The body is made up of judges or former judges from Sweden’s Supreme Court and Supreme Administrative Court. Under Sweden’s constitutional framework, the government should normally seek its opinion on major proposals, especially those affecting fundamental freedoms, constitutional questions, and laws with major implications for individual rights.
That makes the Legal Council an important safeguard in the Swedish model. It does not decide policy, and it cannot veto a government bill. Its function is narrower but still essential: to test whether fast-moving political priorities are being translated into legislation that is coherent, workable and legally sound.
Parliament still passes bills despite Legal Council objections
The report suggests the problem is not only that the government is receiving harsher criticism, but also that the Riksdag is doing little with that information once the bills reach the chamber. According to SVT’s summary of the findings, parliamentary committees seldom highlight the problems identified by Lagrådet, and MPs usually go on to approve the government’s text anyway.
That weakens one of the checks built into the Swedish legislative process. If the government can brush aside legal warnings and parliament treats those warnings as marginal, the review system remains intact on paper but loses part of its practical force.
SVT also notes that Justice Minister Gunnar Strömmer has previously dismissed harsh criticism from Lagrådet in several cases, arguing that the final judgment should rest with politicians and voters. The government’s position is that it was elected on a promise to reshape criminal justice policy and is now delivering on that mandate.
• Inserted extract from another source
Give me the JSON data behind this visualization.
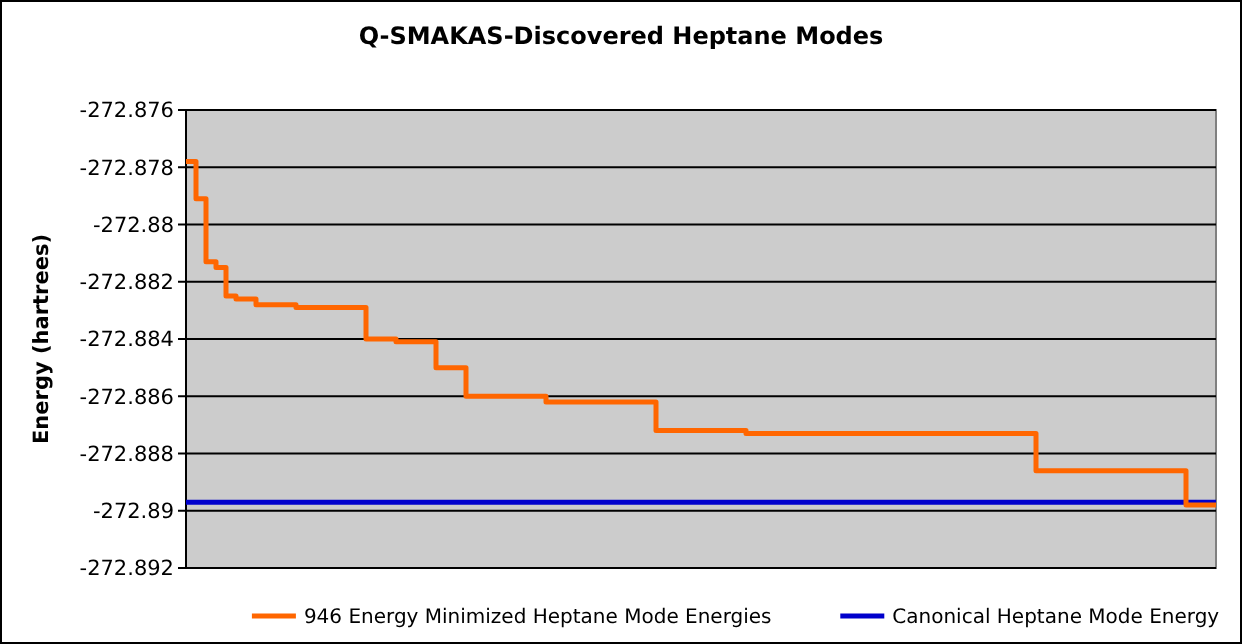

Why the Sweden Legal Council debate matters now
The dispute is therefore larger than one government or one set of bills. It touches on how Sweden balances political mandate and legal scrutiny. Governments are entitled to push reforms through parliament, especially after elections. But constitutional democracies also rely on institutions that slow down the process just enough to test whether legislation is precise, proportional and consistent with existing law.
On average, the Riksdag adopts around 40 new laws and more than 500 amendments each year. Lagrådet criticises roughly a quarter of proposals, while serious criticism has historically remained limited to a small minority. That is exactly why a doubling in the most severe category has drawn attention.
This is not a story about judges blocking elected politicians. It is a story about whether one of Sweden’s most important legal safeguards is being treated as a meaningful part of democratic governance or increasingly as a procedural hurdle. As debates over crime, rights and executive power sharpen across Europe, that question reaches well beyond Sweden.